On Mon, Jan 25, 2021, 4:25 AM Steven D'Aprano <steve@pearwood.info> wrote:
On Sun, Jan 24, 2021 at 10:43:54PM -0500, Matt Wozniski wrote:
> And
> `f.read(1)` needs to pick one of those and return it immediately. It can't
> wait for more information. The contract of `read` is "Read from underlying
> buffer until we have n characters or we hit EOF."

In text mode, reads are always buffered:


so `f.read(1)` will read as much as needed, so long as it only returns a
single character.

Text mode files are always backed by a buffer, yes, but that's not relevant. My point is that `f.read(1)` must immediately return a character if one exists in the buffer. It can't wait for more data to get buffered if there is already a buffered character, as that would be a backwards incompatible change that would badly break line based protocols like FTP, SMTP, and POP.

Up until now, `f.read(1)` has always read bytes from the underlying file descriptor into the buffer until it has one full character, and immediately returned it. And this is user facing behavior. Imagine an echo server that reads 1 character at a time and echoes it back, forever. The client will only ever send 1 character at a time, so if an eight bit locale encoding is in use the client will only send one byte before waiting for a response. As things stand today this works. If encoding detection were added and the server's call to `f.read(1)` could decide it doesn't know how to decode the first byte it gets and to block until more data comes in, that would be a deadlock, since the client isn't sending more.

A typical buffer size is 4096 bytes, or more.

Sure, but that doesn't mean that much data is always available.
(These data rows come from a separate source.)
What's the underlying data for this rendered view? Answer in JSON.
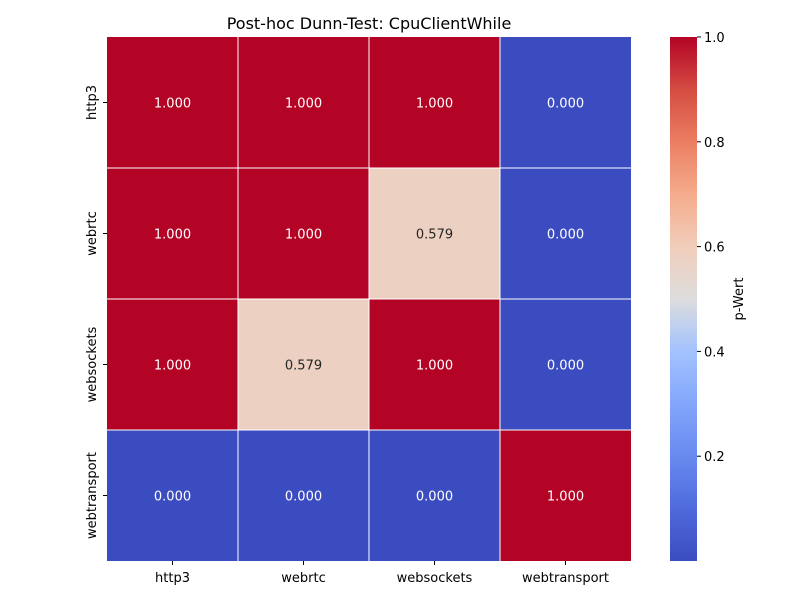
{
  "chart_data": {
    "type": "heatmap",
    "title": "Post-hoc Dunn-Test: CpuClientWhile",
    "x_categories": [
      "http3",
      "webrtc",
      "websockets",
      "webtransport"
    ],
    "y_categories": [
      "http3",
      "webrtc",
      "websockets",
      "webtransport"
    ],
    "values": [
      [
        1.0,
        1.0,
        1.0,
        0.0
      ],
      [
        1.0,
        1.0,
        0.579,
        0.0
      ],
      [
        1.0,
        0.579,
        1.0,
        0.0
      ],
      [
        0.0,
        0.0,
        0.0,
        1.0
      ]
    ],
    "cell_labels": [
      [
        "1.000",
        "1.000",
        "1.000",
        "0.000"
      ],
      [
        "1.000",
        "1.000",
        "0.579",
        "0.000"
      ],
      [
        "1.000",
        "0.579",
        "1.000",
        "0.000"
      ],
      [
        "0.000",
        "0.000",
        "0.000",
        "1.000"
      ]
    ],
    "colormap": "coolwarm",
    "vmin": 0.0,
    "vmax": 1.0,
    "colorbar": {
      "label": "p-Wert",
      "ticks": [
        0.2,
        0.4,
        0.6,
        0.8,
        1.0
      ],
      "tick_labels": [
        "0.2",
        "0.4",
        "0.6",
        "0.8",
        "1.0"
      ]
    },
    "colors": {
      "low": "#3b4cc0",
      "mid": "#dddddd",
      "high": "#b40426",
      "grid_line": "#ffffff"
    }
  }
}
If something has written less than that, it's not reasonable to block until more data can be buffered in places where up until now no blocking would have occurred. Not least because no more data will necessarily ever come.

And if it were to instead make its decisions based on what has been buffered already, without ever blocking, then the behavior becomes nondeterministic: it could return a different character based on how much data the OS returned in the first read syscall.

In any case, I believe the intention of this proposal is for *open*, not
read, to perform the detection.

If that's the case, named pipes are a perfect example of why that's impossible. It's perfectly normal to open a named pipe that contains no data, and that won't until you trigger some action (say, spawning a child process that will write to it). You can't auto detect the encoding of an empty pipe, and you can't make open block until data arrives because it's entirely possible data will never arrive if open blocks.